As well as the individual structural features of the femoral muscle tissue itself and the ability to lose weight in the hips by a couple of centimeters in 2 days ... In addition , the characteristics of the adipose tissue of the thighs are such that they have a large number of fat-saving alpha-2 receptors , and this makes it difficult to burn fat cells in these places.

Exercises to reduce hips at home

Before you start doing exercises , you need to remember a few mandatory rulesso that playing sports brings only benefit and pleasure:
Be sure to warm up the leg muscles before the main set of exercises.
It is not necessary to set records for endurance , speed and the number of actions performed on the first day of classes.
After the end of the complex, relaxing final exercises are necessary.
Do not stop exercising abruptly. In order to practice at home , you do not need to purchase expensive simulators and devices. The usual sports uniform and a mat for classes are enough. A good mood and favorite music will be great helpers.

Squats
The most effective exercises in order to in the thighs will be squats. You just need to remember that they are contraindicated if there are diseases of the joints of the legs - arthritis and arthrosis , or problems with the spine.
Also an important factor is the choice of starting positionfrom which the squat is done.
This affects the participation in the process of a particular muscle group. the front surface of the thigh is loaded
first . The position "standing feet wider than shoulders" involves the muscles of the buttocks and the inner surface of the thigh. “Standing feet together” - with this initial position, all the muscles of the legs work , but most of all - the front surface of the thigh. The pace of the exercise is also important. At a slower pace , muscle mass builds up , at a faster pace, fat cells are burned.

Exercise number 1
Position - standing against the wall , posture is straight. It is necessary to slowly and smoothly lower down the wall to a position where the knees are bent at a right angle. Hold this position for a few seconds , exhale and return to the starting position. Repeat 5-8 times , gradually increase to 10 times.
This exercise is extremely effective in loading the thigh muscles. Its regular implementation will give results in a few months of classes.

Exercise number 2
Squat "Plie". Standing , feet shoulder-width apart , knees and feet apart. Slowly squat , lingering at the bottom for a few seconds.

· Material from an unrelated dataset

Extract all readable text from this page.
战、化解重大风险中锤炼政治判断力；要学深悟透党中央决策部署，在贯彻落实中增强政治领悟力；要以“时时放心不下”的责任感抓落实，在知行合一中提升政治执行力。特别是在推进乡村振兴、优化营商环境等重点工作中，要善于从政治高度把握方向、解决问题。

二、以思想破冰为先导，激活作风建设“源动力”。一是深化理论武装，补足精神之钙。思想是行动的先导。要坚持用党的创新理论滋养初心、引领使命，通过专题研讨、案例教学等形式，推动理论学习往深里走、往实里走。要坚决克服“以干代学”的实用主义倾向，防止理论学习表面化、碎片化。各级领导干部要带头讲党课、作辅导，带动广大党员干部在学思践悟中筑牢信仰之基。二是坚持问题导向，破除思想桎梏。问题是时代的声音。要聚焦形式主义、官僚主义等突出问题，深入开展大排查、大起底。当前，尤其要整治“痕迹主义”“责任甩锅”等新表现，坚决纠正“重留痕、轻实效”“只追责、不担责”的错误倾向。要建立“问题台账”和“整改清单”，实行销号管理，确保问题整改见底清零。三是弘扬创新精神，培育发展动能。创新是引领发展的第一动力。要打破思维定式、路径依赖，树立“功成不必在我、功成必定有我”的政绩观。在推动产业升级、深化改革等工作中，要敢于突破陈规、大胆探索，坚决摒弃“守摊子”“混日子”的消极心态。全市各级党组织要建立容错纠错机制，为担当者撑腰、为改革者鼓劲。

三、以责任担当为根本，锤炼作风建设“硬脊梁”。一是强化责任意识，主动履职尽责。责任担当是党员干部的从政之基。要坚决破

Over time , increase the time in the squat. Start execution from 5-8 , bringing up to 10-15 times.
With this version of the exercise, the load falls on the front surface of the thigh. The effect will appear after a month or two of systematic training.

Exercise number 3
From the basic position "standing , feet together" take a step to the right , taking a semi-squat to a right angle at the knees. Return to starting position. Perform the same movement on the left side. Perform 8-10 times , can be increased to 20.
The thigh muscle group is loaded , which leads to tangible results after two months of daily exercise.
Very effective for weight loss in the hips and legs.

Exercise number 4
Standing position , legs together , arms to the sides , back straight. Raise the right leg to the left arm and vice versa. Try to keep your leg straight. Without a good stretch, this exercise is difficult , so first you need to do it 5-8 times , gradually increasing the number to 10-15 and increasing the amplitude of the swings.
This exercise from the ears on the hips saves many. Such leg movements force the inner thighs to work actively. Doing this exercise daily for a week or two , you can notice the results.